Chernobyl – MFC Review

HBO amazes the world with Chernobyl, a miniseries where the events of the most serious nuclear accident in history are narrated. In MFC Reviews we tell you our opinion about it.



MFC Review

After the unprecedented success of Game of Thrones, HBO once again demonstrates the quality of its productions with Chernobyl (2019), a new mini-series that describes the events of the most serious nuclear accident in history.

Enjoy our review of Game of Thrones Finale here

Co-produced by HBO and Sky, Chernobyl was created by Craig Mazin, known for having written comedy films such as Scary Movie 3 (2003) and The Hangover Part II (2011). Mazin amazed the world with the quality of his scripts for the 5 chapters that make up the miniseries, all directed by the Swedish director Johan Renck, whose work includes episodes in Breaking Bad, The Walking Dead and Bates Motel.

Chernobyl offers a journey through the events, causes and consequences of one of the most important moments in our history, whose consequences are still alive today. The series makes a heartbreaking description of the magnitude and severity of the event, allowing us to see the highest levels of the Soviet government through very well-developed characters and to know the pain of the people through a make-up worthy of prizes.
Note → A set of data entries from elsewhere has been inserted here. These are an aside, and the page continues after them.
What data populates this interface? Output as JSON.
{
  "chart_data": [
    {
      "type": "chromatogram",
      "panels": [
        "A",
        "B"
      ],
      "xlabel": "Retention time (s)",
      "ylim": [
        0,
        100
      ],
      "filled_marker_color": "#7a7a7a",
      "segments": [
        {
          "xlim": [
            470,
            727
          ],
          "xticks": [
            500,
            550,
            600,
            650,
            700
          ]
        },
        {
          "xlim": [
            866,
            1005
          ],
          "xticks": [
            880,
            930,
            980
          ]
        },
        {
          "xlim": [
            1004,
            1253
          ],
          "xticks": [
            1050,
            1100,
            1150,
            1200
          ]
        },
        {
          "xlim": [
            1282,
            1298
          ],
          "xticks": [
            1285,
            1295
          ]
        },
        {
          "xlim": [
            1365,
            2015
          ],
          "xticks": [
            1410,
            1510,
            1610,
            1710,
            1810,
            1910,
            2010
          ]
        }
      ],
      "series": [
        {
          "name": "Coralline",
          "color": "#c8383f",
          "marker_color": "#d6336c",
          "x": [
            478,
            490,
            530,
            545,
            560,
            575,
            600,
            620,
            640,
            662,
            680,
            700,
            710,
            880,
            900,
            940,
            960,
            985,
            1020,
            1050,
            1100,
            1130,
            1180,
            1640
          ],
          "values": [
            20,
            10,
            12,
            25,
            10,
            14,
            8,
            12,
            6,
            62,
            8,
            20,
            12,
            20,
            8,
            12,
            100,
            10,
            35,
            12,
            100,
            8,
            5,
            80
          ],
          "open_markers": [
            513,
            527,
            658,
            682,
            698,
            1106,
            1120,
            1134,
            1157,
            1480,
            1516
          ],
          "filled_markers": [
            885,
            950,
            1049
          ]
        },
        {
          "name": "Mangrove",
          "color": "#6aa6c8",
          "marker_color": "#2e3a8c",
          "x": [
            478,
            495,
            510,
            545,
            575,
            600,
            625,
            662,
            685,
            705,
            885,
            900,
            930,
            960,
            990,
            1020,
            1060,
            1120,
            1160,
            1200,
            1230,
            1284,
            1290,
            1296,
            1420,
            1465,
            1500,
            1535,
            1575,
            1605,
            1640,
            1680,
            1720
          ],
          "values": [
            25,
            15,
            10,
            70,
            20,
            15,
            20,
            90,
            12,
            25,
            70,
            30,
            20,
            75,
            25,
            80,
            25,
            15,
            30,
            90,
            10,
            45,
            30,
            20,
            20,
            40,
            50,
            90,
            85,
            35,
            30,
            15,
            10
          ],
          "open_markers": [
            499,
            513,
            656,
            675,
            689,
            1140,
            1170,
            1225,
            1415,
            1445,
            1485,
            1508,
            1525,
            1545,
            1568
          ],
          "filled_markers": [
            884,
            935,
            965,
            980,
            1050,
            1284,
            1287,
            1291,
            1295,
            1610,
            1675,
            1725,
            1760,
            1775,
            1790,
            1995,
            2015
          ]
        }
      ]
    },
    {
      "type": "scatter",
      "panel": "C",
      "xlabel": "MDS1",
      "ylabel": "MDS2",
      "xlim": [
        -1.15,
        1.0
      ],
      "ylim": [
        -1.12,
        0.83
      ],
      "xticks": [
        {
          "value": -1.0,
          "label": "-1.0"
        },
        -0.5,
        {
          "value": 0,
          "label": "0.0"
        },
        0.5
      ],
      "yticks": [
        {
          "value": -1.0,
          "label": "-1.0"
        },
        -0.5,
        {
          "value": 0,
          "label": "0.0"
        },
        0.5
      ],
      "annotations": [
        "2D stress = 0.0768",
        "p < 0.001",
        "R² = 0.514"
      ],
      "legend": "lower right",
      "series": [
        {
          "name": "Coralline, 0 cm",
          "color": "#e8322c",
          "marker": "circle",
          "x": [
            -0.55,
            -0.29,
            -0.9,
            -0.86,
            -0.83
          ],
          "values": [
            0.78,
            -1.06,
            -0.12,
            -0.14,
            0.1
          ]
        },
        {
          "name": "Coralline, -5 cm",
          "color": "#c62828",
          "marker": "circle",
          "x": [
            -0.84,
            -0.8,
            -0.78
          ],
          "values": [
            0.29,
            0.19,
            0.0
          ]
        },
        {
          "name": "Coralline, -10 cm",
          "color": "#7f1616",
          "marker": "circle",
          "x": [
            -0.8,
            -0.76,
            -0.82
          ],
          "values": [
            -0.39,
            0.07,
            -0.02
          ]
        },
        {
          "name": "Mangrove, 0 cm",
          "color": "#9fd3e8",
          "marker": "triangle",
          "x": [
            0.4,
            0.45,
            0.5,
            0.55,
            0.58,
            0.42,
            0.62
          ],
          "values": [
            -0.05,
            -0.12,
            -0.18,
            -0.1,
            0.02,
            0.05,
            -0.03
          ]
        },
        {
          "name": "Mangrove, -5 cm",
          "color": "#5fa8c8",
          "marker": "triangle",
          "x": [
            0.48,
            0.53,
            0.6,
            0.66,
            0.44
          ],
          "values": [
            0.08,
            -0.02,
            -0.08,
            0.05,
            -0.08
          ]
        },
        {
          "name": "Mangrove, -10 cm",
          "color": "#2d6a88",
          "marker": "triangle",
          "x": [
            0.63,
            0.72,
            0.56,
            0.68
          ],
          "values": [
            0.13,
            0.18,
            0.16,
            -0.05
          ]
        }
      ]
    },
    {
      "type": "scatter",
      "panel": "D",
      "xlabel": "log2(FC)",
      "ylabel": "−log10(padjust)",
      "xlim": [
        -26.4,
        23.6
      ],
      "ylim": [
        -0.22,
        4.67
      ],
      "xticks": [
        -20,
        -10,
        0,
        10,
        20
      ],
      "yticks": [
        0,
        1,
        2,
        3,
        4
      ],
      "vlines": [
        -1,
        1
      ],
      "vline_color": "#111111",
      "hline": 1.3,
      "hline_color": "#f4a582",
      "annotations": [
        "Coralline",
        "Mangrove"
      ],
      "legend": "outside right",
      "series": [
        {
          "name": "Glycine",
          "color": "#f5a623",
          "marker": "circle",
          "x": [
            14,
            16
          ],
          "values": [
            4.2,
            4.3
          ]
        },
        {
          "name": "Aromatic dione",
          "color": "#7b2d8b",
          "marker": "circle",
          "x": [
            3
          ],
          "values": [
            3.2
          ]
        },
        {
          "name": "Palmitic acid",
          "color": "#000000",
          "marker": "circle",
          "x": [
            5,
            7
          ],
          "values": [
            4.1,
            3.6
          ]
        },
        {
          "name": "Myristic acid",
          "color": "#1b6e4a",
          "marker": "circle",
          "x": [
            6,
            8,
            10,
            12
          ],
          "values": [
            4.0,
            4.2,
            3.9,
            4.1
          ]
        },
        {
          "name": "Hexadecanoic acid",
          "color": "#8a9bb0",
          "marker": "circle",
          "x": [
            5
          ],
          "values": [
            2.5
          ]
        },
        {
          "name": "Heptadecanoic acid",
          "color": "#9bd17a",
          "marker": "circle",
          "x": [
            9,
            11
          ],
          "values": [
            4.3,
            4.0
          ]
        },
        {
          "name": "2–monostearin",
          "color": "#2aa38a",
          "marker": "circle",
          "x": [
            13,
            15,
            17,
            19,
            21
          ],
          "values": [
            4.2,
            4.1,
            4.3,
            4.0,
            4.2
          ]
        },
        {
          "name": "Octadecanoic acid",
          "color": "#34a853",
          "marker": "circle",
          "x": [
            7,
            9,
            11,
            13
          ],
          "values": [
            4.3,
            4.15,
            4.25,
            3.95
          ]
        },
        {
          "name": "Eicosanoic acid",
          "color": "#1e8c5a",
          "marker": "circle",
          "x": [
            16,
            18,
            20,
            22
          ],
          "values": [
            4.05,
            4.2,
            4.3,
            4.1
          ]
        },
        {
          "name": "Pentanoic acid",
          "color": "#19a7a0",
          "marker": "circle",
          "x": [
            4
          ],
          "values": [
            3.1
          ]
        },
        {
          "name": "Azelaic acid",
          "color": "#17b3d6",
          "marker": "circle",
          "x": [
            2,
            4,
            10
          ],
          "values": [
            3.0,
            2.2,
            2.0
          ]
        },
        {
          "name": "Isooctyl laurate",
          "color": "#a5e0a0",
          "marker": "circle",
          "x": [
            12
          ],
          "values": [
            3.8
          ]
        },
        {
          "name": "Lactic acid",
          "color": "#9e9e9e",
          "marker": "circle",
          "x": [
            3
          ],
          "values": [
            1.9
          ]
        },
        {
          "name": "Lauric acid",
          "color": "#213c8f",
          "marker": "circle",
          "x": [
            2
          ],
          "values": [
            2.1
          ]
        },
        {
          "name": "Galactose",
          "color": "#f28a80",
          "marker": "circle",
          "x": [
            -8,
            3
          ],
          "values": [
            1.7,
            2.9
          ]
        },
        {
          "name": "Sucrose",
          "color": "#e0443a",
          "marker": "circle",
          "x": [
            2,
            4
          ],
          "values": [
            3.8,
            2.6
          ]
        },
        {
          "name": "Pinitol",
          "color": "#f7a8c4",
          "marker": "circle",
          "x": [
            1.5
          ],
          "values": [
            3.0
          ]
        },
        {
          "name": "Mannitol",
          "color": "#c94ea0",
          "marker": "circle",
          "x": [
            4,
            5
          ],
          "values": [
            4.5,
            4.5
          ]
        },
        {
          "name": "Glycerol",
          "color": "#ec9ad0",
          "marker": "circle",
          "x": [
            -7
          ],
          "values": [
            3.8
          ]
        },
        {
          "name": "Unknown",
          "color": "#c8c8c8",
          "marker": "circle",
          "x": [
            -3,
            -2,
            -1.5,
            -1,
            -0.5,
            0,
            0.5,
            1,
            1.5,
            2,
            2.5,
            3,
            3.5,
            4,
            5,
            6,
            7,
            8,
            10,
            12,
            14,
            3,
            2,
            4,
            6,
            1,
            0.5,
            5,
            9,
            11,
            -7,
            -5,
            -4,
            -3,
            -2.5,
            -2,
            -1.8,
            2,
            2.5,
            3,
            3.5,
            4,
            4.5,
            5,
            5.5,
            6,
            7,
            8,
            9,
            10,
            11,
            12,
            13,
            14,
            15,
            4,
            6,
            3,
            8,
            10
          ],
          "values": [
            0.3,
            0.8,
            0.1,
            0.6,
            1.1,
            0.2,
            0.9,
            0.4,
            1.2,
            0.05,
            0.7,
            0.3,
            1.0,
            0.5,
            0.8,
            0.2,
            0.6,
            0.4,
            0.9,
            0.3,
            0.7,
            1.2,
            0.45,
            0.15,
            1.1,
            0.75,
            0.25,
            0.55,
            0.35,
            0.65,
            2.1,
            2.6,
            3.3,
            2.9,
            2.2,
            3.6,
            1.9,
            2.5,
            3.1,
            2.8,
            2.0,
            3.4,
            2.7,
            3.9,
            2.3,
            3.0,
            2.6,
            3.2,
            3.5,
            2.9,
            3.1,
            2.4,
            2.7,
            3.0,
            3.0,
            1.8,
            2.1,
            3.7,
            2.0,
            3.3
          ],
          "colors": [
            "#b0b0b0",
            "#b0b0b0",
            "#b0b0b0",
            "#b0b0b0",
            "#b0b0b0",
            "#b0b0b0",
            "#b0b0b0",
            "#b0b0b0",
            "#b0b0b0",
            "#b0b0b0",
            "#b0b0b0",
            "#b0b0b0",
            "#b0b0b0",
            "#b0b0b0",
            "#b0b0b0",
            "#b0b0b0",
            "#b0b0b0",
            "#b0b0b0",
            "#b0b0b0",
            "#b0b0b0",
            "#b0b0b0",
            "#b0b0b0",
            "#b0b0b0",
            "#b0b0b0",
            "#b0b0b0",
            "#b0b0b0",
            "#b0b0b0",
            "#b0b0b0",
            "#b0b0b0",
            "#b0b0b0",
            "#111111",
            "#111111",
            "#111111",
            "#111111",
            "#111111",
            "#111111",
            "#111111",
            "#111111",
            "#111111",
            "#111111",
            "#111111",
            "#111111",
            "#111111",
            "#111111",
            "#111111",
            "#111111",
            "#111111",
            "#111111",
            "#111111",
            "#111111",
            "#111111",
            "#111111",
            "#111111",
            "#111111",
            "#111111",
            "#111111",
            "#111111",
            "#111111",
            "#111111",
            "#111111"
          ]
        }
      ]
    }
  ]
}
The slow progression of Chernobyl creates a narrative tension handled masterfully by the cinematography. The uniformity of the Soviet architecture shines with non-saturated visuals and a captivating soundtrack, generating a highly appropriate atmosphere for both the theme and the format.

The success of Game of Thrones seemed difficult to repeat, but HBO gave us Chernobyl, a technical masterpiece that makes it one of the best proposals in terms of series and movies of 2019, becoming the best rated series in history. Projects like Chernobyl manage to generate valuable narrative parallels, where a plot carried by secrets and lies allows us to approach in a new way our idea of death and think about the sacrifice for the common good.